On my way home for the weekend, I stopped to look in a record store, and I found the vinyl that I’d been hunting down for months. Even though it was released 30 years ago, Jeff Buckley’s “Grace” certainly still has a hold on me.
Buckley has been my favorite artist for some time now, ever since one of my friends introduced me to my now favorite song, “Lover, You Should’ve Come Over,” a few years ago. Obviously, I am a bit biased in my views on Buckley. However, even objectively, “Grace” is an album that deserves to be remembered. I’ll tell you exactly why.
The 1990s produced an era of music that changed the world. We were graced with some of the most influential bands and artists of all time, such as Nirvana, Oasis, Tupac Shakur, The Fugees and many more. These musicians communicated a level of raw emotion that was previously unmatched in the industry and has never quite been replicated since. Artists became more comfortable with writing and performing songs about their innermost feelings and the hardships they’d endured. The ‘90s, a period characterized by grunge and emo lifestyles, was complemented with heavy emotions and weighted lyrical imagery of the music at the time.

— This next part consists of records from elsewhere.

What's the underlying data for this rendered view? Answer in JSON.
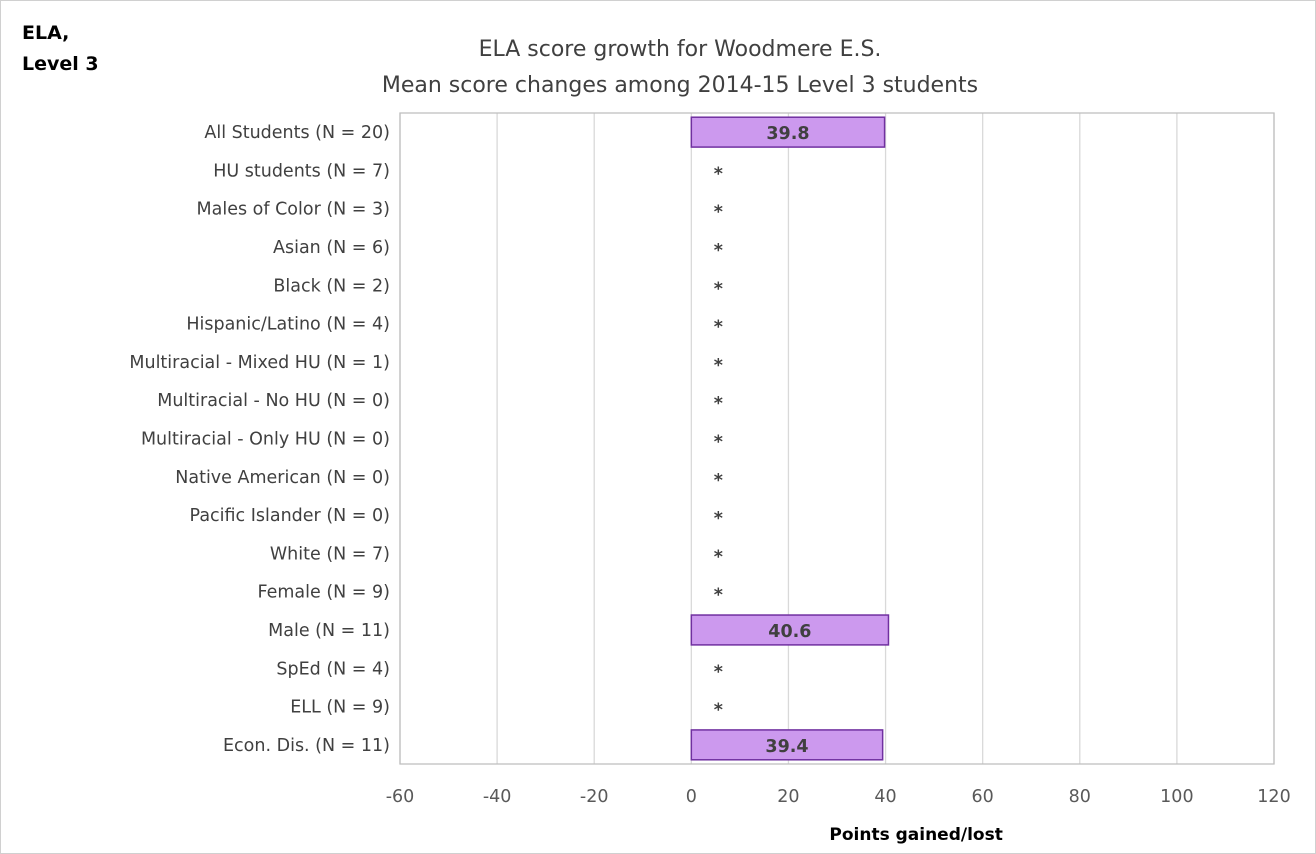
{
  "corner_label": "ELA,\nLevel 3",
  "chart_data": {
    "type": "bar",
    "orientation": "horizontal",
    "title": "ELA score growth for Woodmere E.S.",
    "subtitle": "Mean score changes among 2014-15 Level 3 students",
    "xlabel": "Points gained/lost",
    "ylabel": "",
    "xlim": [
      -60,
      120
    ],
    "x_ticks": [
      -60,
      -40,
      -20,
      0,
      20,
      40,
      60,
      80,
      100,
      120
    ],
    "grid": true,
    "legend": "none",
    "categories": [
      "All Students (N = 20)",
      "HU students (N = 7)",
      "Males of Color (N = 3)",
      "Asian (N = 6)",
      "Black (N = 2)",
      "Hispanic/Latino (N = 4)",
      "Multiracial - Mixed HU (N = 1)",
      "Multiracial - No HU (N = 0)",
      "Multiracial - Only HU (N = 0)",
      "Native American (N = 0)",
      "Pacific Islander (N = 0)",
      "White (N = 7)",
      "Female (N = 9)",
      "Male (N = 11)",
      "SpEd (N = 4)",
      "ELL (N = 9)",
      "Econ. Dis. (N = 11)"
    ],
    "values": [
      39.8,
      null,
      null,
      null,
      null,
      null,
      null,
      null,
      null,
      null,
      null,
      null,
      null,
      40.6,
      null,
      null,
      39.4
    ],
    "data_labels": [
      "39.8",
      "*",
      "*",
      "*",
      "*",
      "*",
      "*",
      "*",
      "*",
      "*",
      "*",
      "*",
      "*",
      "40.6",
      "*",
      "*",
      "39.4"
    ],
    "colors": {
      "bar_fill": "#cc99ee",
      "bar_stroke": "#7030a0",
      "grid": "#d9d9d9",
      "plot_border": "#bfbfbf"
    }
  }
}
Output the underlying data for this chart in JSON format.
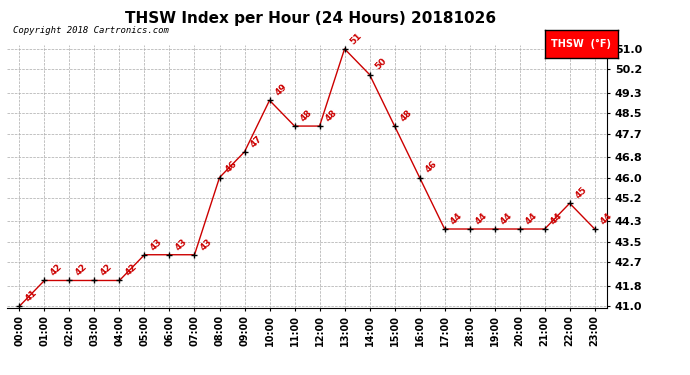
{
  "title": "THSW Index per Hour (24 Hours) 20181026",
  "copyright": "Copyright 2018 Cartronics.com",
  "legend_label": "THSW  (°F)",
  "hours": [
    0,
    1,
    2,
    3,
    4,
    5,
    6,
    7,
    8,
    9,
    10,
    11,
    12,
    13,
    14,
    15,
    16,
    17,
    18,
    19,
    20,
    21,
    22,
    23
  ],
  "values": [
    41,
    42,
    42,
    42,
    42,
    43,
    43,
    43,
    46,
    47,
    49,
    48,
    48,
    51,
    50,
    48,
    46,
    44,
    44,
    44,
    44,
    44,
    45,
    44
  ],
  "xlabels": [
    "00:00",
    "01:00",
    "02:00",
    "03:00",
    "04:00",
    "05:00",
    "06:00",
    "07:00",
    "08:00",
    "09:00",
    "10:00",
    "11:00",
    "12:00",
    "13:00",
    "14:00",
    "15:00",
    "16:00",
    "17:00",
    "18:00",
    "19:00",
    "20:00",
    "21:00",
    "22:00",
    "23:00"
  ],
  "yticks": [
    41.0,
    41.8,
    42.7,
    43.5,
    44.3,
    45.2,
    46.0,
    46.8,
    47.7,
    48.5,
    49.3,
    50.2,
    51.0
  ],
  "ylim": [
    40.95,
    51.15
  ],
  "xlim": [
    -0.5,
    23.5
  ],
  "line_color": "#cc0000",
  "marker_color": "black",
  "label_color": "#cc0000",
  "grid_color": "#aaaaaa",
  "background_color": "white",
  "title_fontsize": 11,
  "label_fontsize": 6.5,
  "tick_fontsize": 7,
  "copyright_fontsize": 6.5,
  "ytick_fontsize": 8
}
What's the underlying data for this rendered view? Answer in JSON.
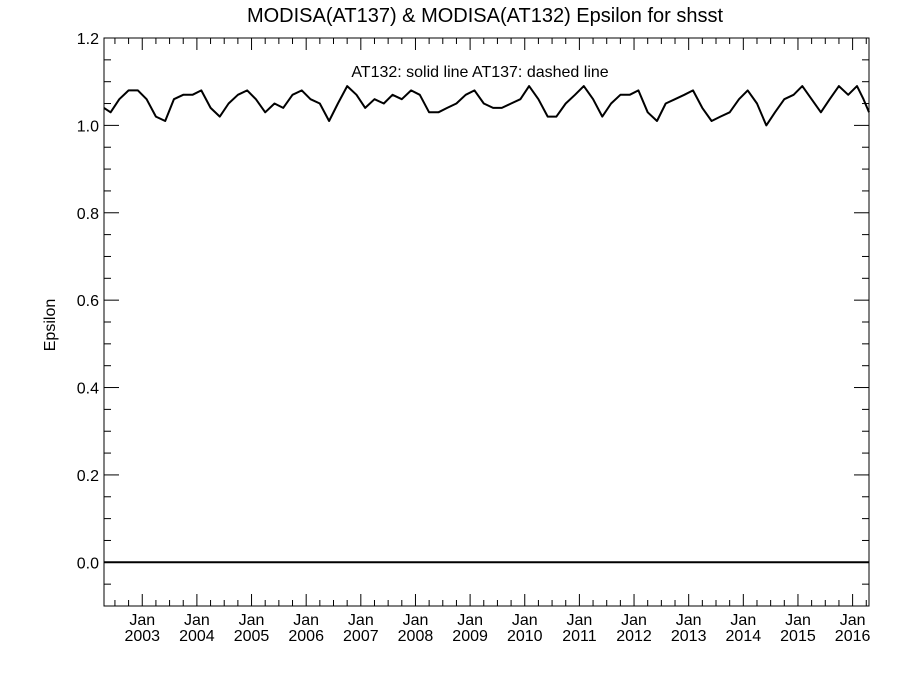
{
  "chart_data": {
    "type": "line",
    "title": "MODISA(AT137) & MODISA(AT132)  Epsilon for shsst",
    "ylabel": "Epsilon",
    "xlabel": "",
    "annotation": "AT132: solid line   AT137: dashed line",
    "ylim": [
      -0.1,
      1.2
    ],
    "xlim": [
      2002.3,
      2016.3
    ],
    "yticks": [
      {
        "value": 0.0,
        "label": "0.0"
      },
      {
        "value": 0.2,
        "label": "0.2"
      },
      {
        "value": 0.4,
        "label": "0.4"
      },
      {
        "value": 0.6,
        "label": "0.6"
      },
      {
        "value": 0.8,
        "label": "0.8"
      },
      {
        "value": 1.0,
        "label": "1.0"
      },
      {
        "value": 1.2,
        "label": "1.2"
      }
    ],
    "xticks": [
      {
        "value": 2003.0,
        "month": "Jan",
        "year": "2003"
      },
      {
        "value": 2004.0,
        "month": "Jan",
        "year": "2004"
      },
      {
        "value": 2005.0,
        "month": "Jan",
        "year": "2005"
      },
      {
        "value": 2006.0,
        "month": "Jan",
        "year": "2006"
      },
      {
        "value": 2007.0,
        "month": "Jan",
        "year": "2007"
      },
      {
        "value": 2008.0,
        "month": "Jan",
        "year": "2008"
      },
      {
        "value": 2009.0,
        "month": "Jan",
        "year": "2009"
      },
      {
        "value": 2010.0,
        "month": "Jan",
        "year": "2010"
      },
      {
        "value": 2011.0,
        "month": "Jan",
        "year": "2011"
      },
      {
        "value": 2012.0,
        "month": "Jan",
        "year": "2012"
      },
      {
        "value": 2013.0,
        "month": "Jan",
        "year": "2013"
      },
      {
        "value": 2014.0,
        "month": "Jan",
        "year": "2014"
      },
      {
        "value": 2015.0,
        "month": "Jan",
        "year": "2015"
      },
      {
        "value": 2016.0,
        "month": "Jan",
        "year": "2016"
      }
    ],
    "series": [
      {
        "style": "solid",
        "x": [
          2002.3,
          2002.42,
          2002.58,
          2002.75,
          2002.92,
          2003.08,
          2003.25,
          2003.42,
          2003.58,
          2003.75,
          2003.92,
          2004.08,
          2004.25,
          2004.42,
          2004.58,
          2004.75,
          2004.92,
          2005.08,
          2005.25,
          2005.42,
          2005.58,
          2005.75,
          2005.92,
          2006.08,
          2006.25,
          2006.42,
          2006.58,
          2006.75,
          2006.92,
          2007.08,
          2007.25,
          2007.42,
          2007.58,
          2007.75,
          2007.92,
          2008.08,
          2008.25,
          2008.42,
          2008.58,
          2008.75,
          2008.92,
          2009.08,
          2009.25,
          2009.42,
          2009.58,
          2009.75,
          2009.92,
          2010.08,
          2010.25,
          2010.42,
          2010.58,
          2010.75,
          2010.92,
          2011.08,
          2011.25,
          2011.42,
          2011.58,
          2011.75,
          2011.92,
          2012.08,
          2012.25,
          2012.42,
          2012.58,
          2012.75,
          2012.92,
          2013.08,
          2013.25,
          2013.42,
          2013.58,
          2013.75,
          2013.92,
          2014.08,
          2014.25,
          2014.42,
          2014.58,
          2014.75,
          2014.92,
          2015.08,
          2015.25,
          2015.42,
          2015.58,
          2015.75,
          2015.92,
          2016.08,
          2016.2,
          2016.3
        ],
        "y": [
          1.04,
          1.03,
          1.06,
          1.08,
          1.08,
          1.06,
          1.02,
          1.01,
          1.06,
          1.07,
          1.07,
          1.08,
          1.04,
          1.02,
          1.05,
          1.07,
          1.08,
          1.06,
          1.03,
          1.05,
          1.04,
          1.07,
          1.08,
          1.06,
          1.05,
          1.01,
          1.05,
          1.09,
          1.07,
          1.04,
          1.06,
          1.05,
          1.07,
          1.06,
          1.08,
          1.07,
          1.03,
          1.03,
          1.04,
          1.05,
          1.07,
          1.08,
          1.05,
          1.04,
          1.04,
          1.05,
          1.06,
          1.09,
          1.06,
          1.02,
          1.02,
          1.05,
          1.07,
          1.09,
          1.06,
          1.02,
          1.05,
          1.07,
          1.07,
          1.08,
          1.03,
          1.01,
          1.05,
          1.06,
          1.07,
          1.08,
          1.04,
          1.01,
          1.02,
          1.03,
          1.06,
          1.08,
          1.05,
          1.0,
          1.03,
          1.06,
          1.07,
          1.09,
          1.06,
          1.03,
          1.06,
          1.09,
          1.07,
          1.09,
          1.06,
          1.03
        ]
      },
      {
        "style": "dashed",
        "x": [
          2002.3,
          2016.3
        ],
        "y": [
          0.0,
          0.0
        ]
      }
    ]
  }
}
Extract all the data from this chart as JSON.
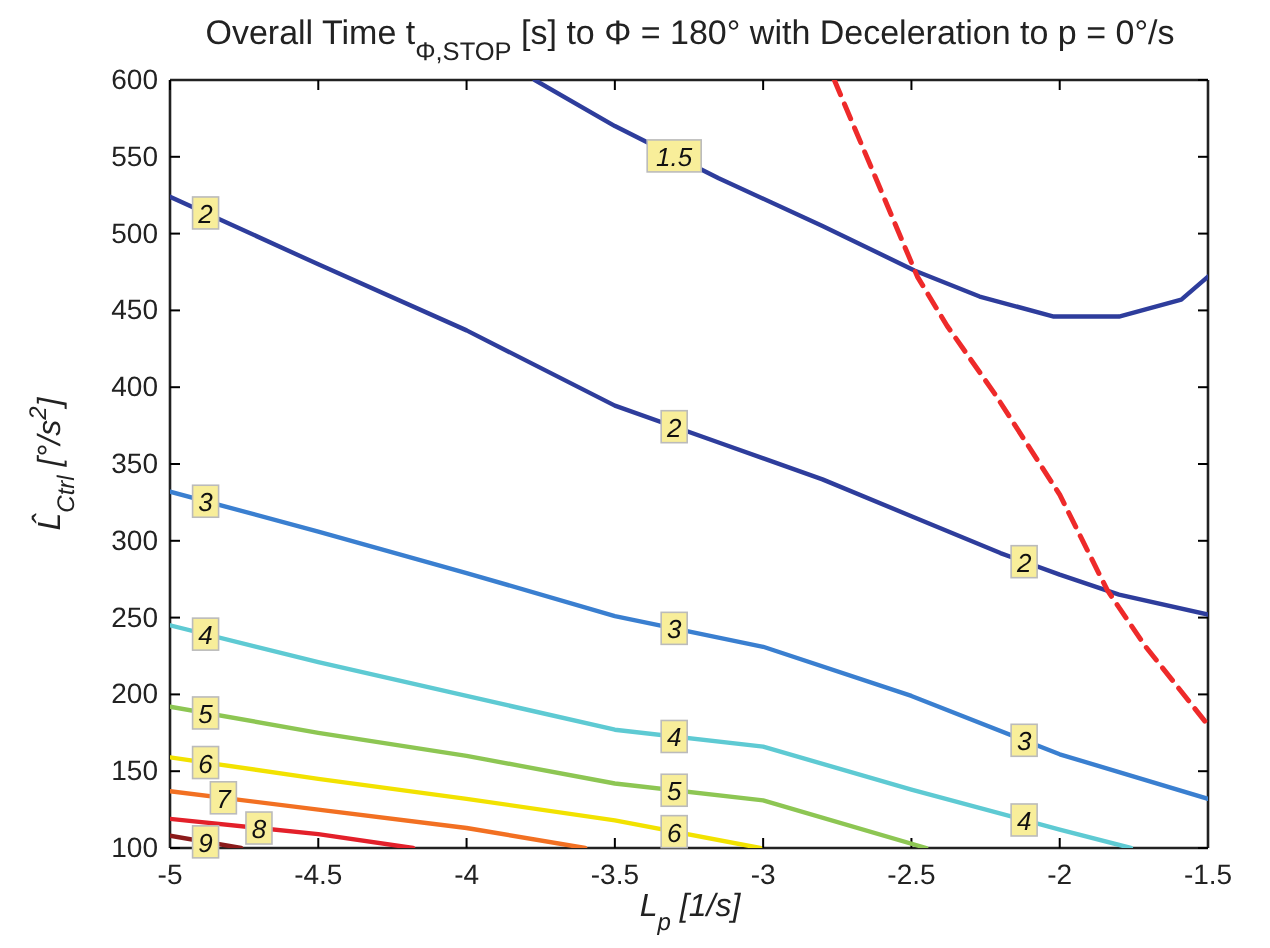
{
  "chart_data": {
    "type": "line",
    "title": "Overall Time t$_{Φ,STOP}$ [s] to  Φ = 180° with Deceleration to p = 0°/s",
    "xlabel": "L$_{p}$ [1/s]",
    "ylabel": "L̂$_{Ctrl}$ [°/s$^{2}$]",
    "xlim": [
      -5,
      -1.5
    ],
    "ylim": [
      100,
      600
    ],
    "xticks": [
      -5,
      -4.5,
      -4,
      -3.5,
      -3,
      -2.5,
      -2,
      -1.5
    ],
    "yticks": [
      100,
      150,
      200,
      250,
      300,
      350,
      400,
      450,
      500,
      550,
      600
    ],
    "grid": false,
    "marker": "none",
    "line_style": "solid",
    "series": [
      {
        "name": "1.5",
        "color": "#2e3d9c",
        "x": [
          -3.77,
          -3.5,
          -3.15,
          -2.8,
          -2.49,
          -2.27,
          -2.02,
          -1.8,
          -1.59,
          -1.5
        ],
        "values": [
          600,
          570,
          536,
          505,
          476,
          459,
          446,
          446,
          457,
          472
        ]
      },
      {
        "name": "2",
        "color": "#2e3d9c",
        "x": [
          -5,
          -4.5,
          -4,
          -3.5,
          -3.15,
          -2.8,
          -2.5,
          -2.2,
          -2,
          -1.8,
          -1.5
        ],
        "values": [
          524,
          480,
          437,
          388,
          364,
          340,
          316,
          292,
          278,
          265,
          252
        ]
      },
      {
        "name": "3",
        "color": "#3a7fd0",
        "x": [
          -5,
          -4.5,
          -4,
          -3.5,
          -3,
          -2.5,
          -2,
          -1.5
        ],
        "values": [
          332,
          306,
          279,
          251,
          231,
          199,
          161,
          132
        ]
      },
      {
        "name": "4",
        "color": "#5ecad3",
        "x": [
          -5,
          -4.5,
          -4,
          -3.5,
          -3,
          -2.5,
          -2,
          -1.76
        ],
        "values": [
          245,
          221,
          199,
          177,
          166,
          138,
          112,
          100
        ]
      },
      {
        "name": "5",
        "color": "#8dc653",
        "x": [
          -5,
          -4.5,
          -4,
          -3.5,
          -3,
          -2.45
        ],
        "values": [
          192,
          175,
          160,
          142,
          131,
          100
        ]
      },
      {
        "name": "6",
        "color": "#f2e200",
        "x": [
          -5,
          -4.5,
          -4,
          -3.5,
          -3.01
        ],
        "values": [
          159,
          145,
          132,
          118,
          100
        ]
      },
      {
        "name": "7",
        "color": "#f27022",
        "x": [
          -5,
          -4.5,
          -4,
          -3.6
        ],
        "values": [
          137,
          125,
          113,
          100
        ]
      },
      {
        "name": "8",
        "color": "#e3202a",
        "x": [
          -5,
          -4.5,
          -4.18
        ],
        "values": [
          119,
          109,
          100
        ]
      },
      {
        "name": "9",
        "color": "#8b1a1a",
        "x": [
          -5,
          -4.76
        ],
        "values": [
          108,
          100
        ]
      },
      {
        "color": "#ee2a2a",
        "line_style": "dashed",
        "x": [
          -2.76,
          -2.48,
          -2.38,
          -2.22,
          -2,
          -1.84,
          -1.71,
          -1.5
        ],
        "values": [
          600,
          472,
          440,
          396,
          330,
          268,
          231,
          180
        ]
      }
    ]
  }
}
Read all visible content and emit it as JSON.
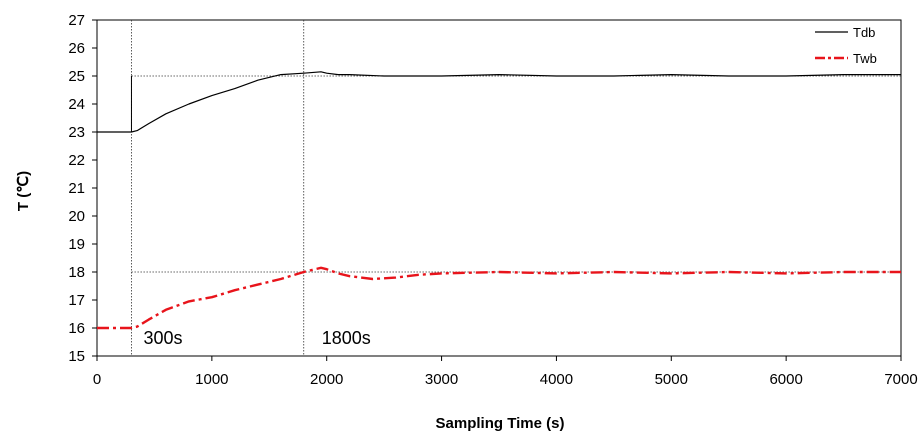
{
  "chart_data": {
    "type": "line",
    "xlabel": "Sampling Time (s)",
    "ylabel": "T (℃)",
    "xlim": [
      0,
      7000
    ],
    "ylim": [
      15,
      27
    ],
    "xticks": [
      0,
      1000,
      2000,
      3000,
      4000,
      5000,
      6000,
      7000
    ],
    "yticks": [
      15,
      16,
      17,
      18,
      19,
      20,
      21,
      22,
      23,
      24,
      25,
      26,
      27
    ],
    "grid": false,
    "legend_position": "top-right",
    "series": [
      {
        "name": "Tdb",
        "color": "#000000",
        "style": "solid",
        "x": [
          0,
          300,
          350,
          450,
          600,
          800,
          1000,
          1200,
          1400,
          1600,
          1800,
          1950,
          2000,
          2100,
          2200,
          2500,
          3000,
          3500,
          4000,
          4500,
          5000,
          5500,
          6000,
          6500,
          7000
        ],
        "y": [
          23.0,
          23.0,
          23.05,
          23.3,
          23.65,
          24.0,
          24.3,
          24.55,
          24.85,
          25.05,
          25.1,
          25.15,
          25.1,
          25.05,
          25.05,
          25.0,
          25.0,
          25.05,
          25.0,
          25.0,
          25.05,
          25.0,
          25.0,
          25.05,
          25.05
        ]
      },
      {
        "name": "Twb",
        "color": "#e8141b",
        "style": "dashdot",
        "x": [
          0,
          300,
          350,
          450,
          600,
          800,
          1000,
          1200,
          1400,
          1600,
          1800,
          1950,
          2000,
          2100,
          2200,
          2400,
          2600,
          2800,
          3000,
          3500,
          4000,
          4500,
          5000,
          5500,
          6000,
          6500,
          7000
        ],
        "y": [
          16.0,
          16.0,
          16.05,
          16.3,
          16.65,
          16.95,
          17.1,
          17.35,
          17.55,
          17.75,
          18.0,
          18.15,
          18.1,
          17.95,
          17.85,
          17.75,
          17.8,
          17.9,
          17.95,
          18.0,
          17.95,
          18.0,
          17.95,
          18.0,
          17.95,
          18.0,
          18.0
        ]
      }
    ],
    "reference_lines": [
      {
        "axis": "x",
        "value": 300
      },
      {
        "axis": "x",
        "value": 1800
      },
      {
        "axis": "y",
        "value": 25,
        "from": 300,
        "to": 7000
      },
      {
        "axis": "y",
        "value": 18,
        "from": 300,
        "to": 7000
      }
    ],
    "annotations": [
      {
        "text": "300s",
        "x": 300,
        "y": 16
      },
      {
        "text": "1800s",
        "x": 1800,
        "y": 16
      }
    ]
  }
}
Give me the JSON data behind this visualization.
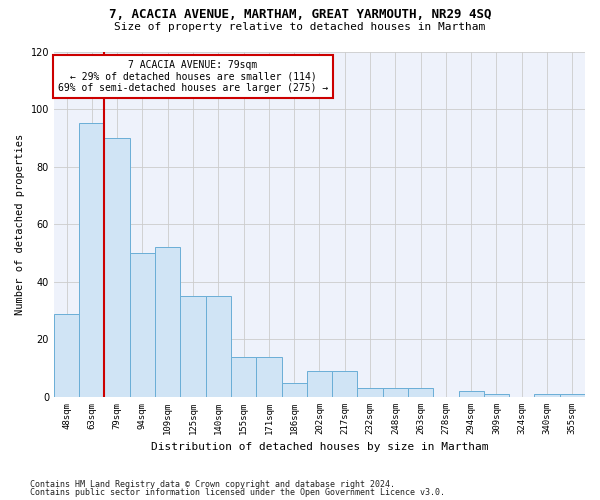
{
  "title1": "7, ACACIA AVENUE, MARTHAM, GREAT YARMOUTH, NR29 4SQ",
  "title2": "Size of property relative to detached houses in Martham",
  "xlabel": "Distribution of detached houses by size in Martham",
  "ylabel": "Number of detached properties",
  "footer1": "Contains HM Land Registry data © Crown copyright and database right 2024.",
  "footer2": "Contains public sector information licensed under the Open Government Licence v3.0.",
  "annotation_line1": "7 ACACIA AVENUE: 79sqm",
  "annotation_line2": "← 29% of detached houses are smaller (114)",
  "annotation_line3": "69% of semi-detached houses are larger (275) →",
  "bar_color": "#d0e4f5",
  "bar_edge_color": "#6aaed6",
  "redline_color": "#cc0000",
  "annotation_box_edge": "#cc0000",
  "bins": [
    "48sqm",
    "63sqm",
    "79sqm",
    "94sqm",
    "109sqm",
    "125sqm",
    "140sqm",
    "155sqm",
    "171sqm",
    "186sqm",
    "202sqm",
    "217sqm",
    "232sqm",
    "248sqm",
    "263sqm",
    "278sqm",
    "294sqm",
    "309sqm",
    "324sqm",
    "340sqm",
    "355sqm"
  ],
  "values": [
    29,
    95,
    90,
    50,
    52,
    35,
    35,
    14,
    14,
    5,
    9,
    9,
    3,
    3,
    3,
    0,
    2,
    1,
    0,
    1,
    1
  ],
  "redline_bin_index": 2,
  "ylim": [
    0,
    120
  ],
  "yticks": [
    0,
    20,
    40,
    60,
    80,
    100,
    120
  ],
  "grid_color": "#cccccc",
  "plot_bg_color": "#eef2fb"
}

Jeff Buckley, son of folk musician Tim Buckley, was no stranger to vulnerability in songwriting. He was always upfront about his struggles and his successes in both his music and in interviews. He wrote songs out of his poetry and his feelings. When asked how he would describe his sound in an interview, Buckley said, “It’s just an amalgam of everything I’ve ever loved and everything that’s ever inspired me.” Quite the poetic answer.
“Grace” is certainly a lovechild of all the conflicting emotions Buckley experienced. It takes you through the raw feelings that he experienced in life. “Sensitivity isn’t being wimpy. It’s about being so painfully aware that a flea landing on a dog is like a sonic boom,” Buckley said.
In “Lover, You Should’ve Come Over,” he touches on feelings of regret and an eternal pining for a lover that is just too far out of his reach. In “Mojo Pin” and “Eternal Life,” he verges into a dream-like trance of psychic liberation and fantastical, addictive love.
Buckley was a musician that couldn’t be defined by any one genre or category. “Grace” consisted of components from jazz, rock, folk and grunge, with dreamy acoustics reminiscent of a slightly more depressed Bob Dylan. In the album, he captured a level of vulnerability that speaks to his age at the time he wrote it. When “Grace” was released, he was 27 years old, and as anyone in their 20s knows, it can be a very emotionally confusing time. His vulnerability and authenticity about what he was going through make this album that much more relatable.
That is one of the reasons this album has stuck with me so much since I first listened to it; there really isn’t much like it. That kind of uniqueness and authenticity shouldn’t be forgotten.
I believe that the other reason this album should be remembered, other than the fact that it is an incredible album (in my opinion), is that Buckley didn’t have the same intentions as many of the artists we listen to today.
The music scene cycles through trends more quickly than ever before, and artists are constantly switching up their styles to move with the changing times and to bring in more fans and cash. Think about all of the artists who put out country music this past year, just because that’s what was selling. This type of music production doesn’t hold an ounce of authenticity to their character.
Buckley didn’t operate that way. Music wasn’t seen as a money-making opportunity for him. It was an outlet for his emotions; a way to transform his poetry and the bad situations in his life into something beautiful and eloquent.
Buckey said it best himself when he was asked about how he landed a contract with Columbia Records.
“They came to me. I didn’t intend for them to. I was just making music.”